Kepala Badan Reserse Kriminal (Kabareskrim) Polri Komjen Pol. Syahardiantono menyebutkan jumlah penangkapan tersebut lebih rendah dibandingkan tahun-tahun sebelumnya. Pada 2023, Densus 88 menangkap 147 tersangka, sementara pada 2024 tercatat 55 tersangka.
“Sepanjang tahun 2025, jumlah penangkapan tersangka terorisme sebanyak 51 orang,” ujar Syahardiantono.
Ia menegaskan, tidak terdapat satu pun aksi terorisme di Indonesia selama 2025. Kondisi Zero Terrorism Attacks ini telah berlangsung tiga tahun berturut-turut sejak 2023.

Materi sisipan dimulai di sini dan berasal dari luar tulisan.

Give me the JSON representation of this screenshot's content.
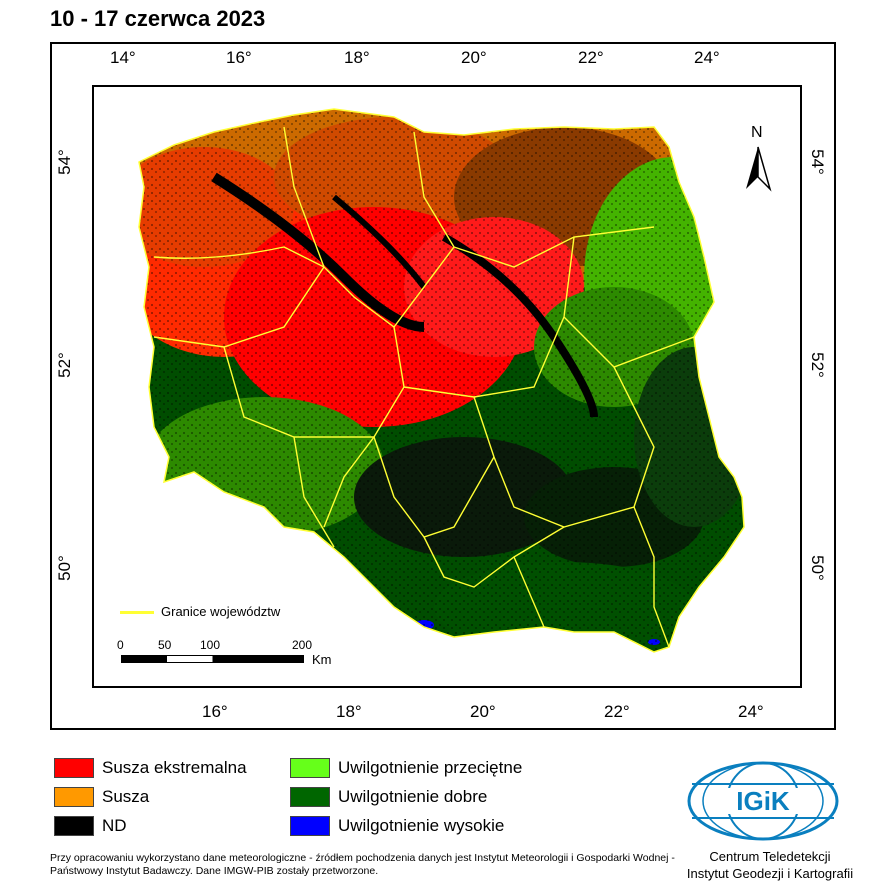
{
  "title": "10 - 17 czerwca 2023",
  "top_ticks": [
    "14°",
    "16°",
    "18°",
    "20°",
    "22°",
    "24°"
  ],
  "bottom_ticks": [
    "16°",
    "18°",
    "20°",
    "22°",
    "24°"
  ],
  "left_ticks": [
    "54°",
    "52°",
    "50°"
  ],
  "right_ticks": [
    "54°",
    "52°",
    "50°"
  ],
  "north_label": "N",
  "map_legend": {
    "boundary_label": "Granice województw",
    "boundary_color": "#ffff33"
  },
  "scale_bar": {
    "labels": [
      "0",
      "50",
      "100",
      "200"
    ],
    "unit": "Km"
  },
  "legend": [
    {
      "label": "Susza ekstremalna",
      "color": "#ff0000"
    },
    {
      "label": "Susza",
      "color": "#ff9900"
    },
    {
      "label": "ND",
      "color": "#000000"
    },
    {
      "label": "Uwilgotnienie przeciętne",
      "color": "#66ff1a"
    },
    {
      "label": "Uwilgotnienie dobre",
      "color": "#006600"
    },
    {
      "label": "Uwilgotnienie wysokie",
      "color": "#0000ff"
    }
  ],
  "footnote": "Przy opracowaniu wykorzystano dane meteorologiczne - źródłem pochodzenia danych jest Instytut Meteorologii i Gospodarki Wodnej - Państwowy Instytut Badawczy. Dane IMGW-PIB zostały przetworzone.",
  "credit_line1": "Centrum Teledetekcji",
  "credit_line2": "Instytut Geodezji i Kartografii",
  "logo_text": "IGiK"
}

Menurut Syahardiantono, capaian tersebut merupakan hasil penerapan strategi penanggulangan terorisme yang komprehensif oleh Densus 88, melalui pendekatan soft approach dan hard approach.
Strategi tersebut meliputi deteksi dini, sosialisasi kebangsaan, preventive strike, penguatan narasi moderat, serta pemberdayaan eks narapidana terorisme beserta keluarganya, yang didukung kolaborasi nasional dan internasional.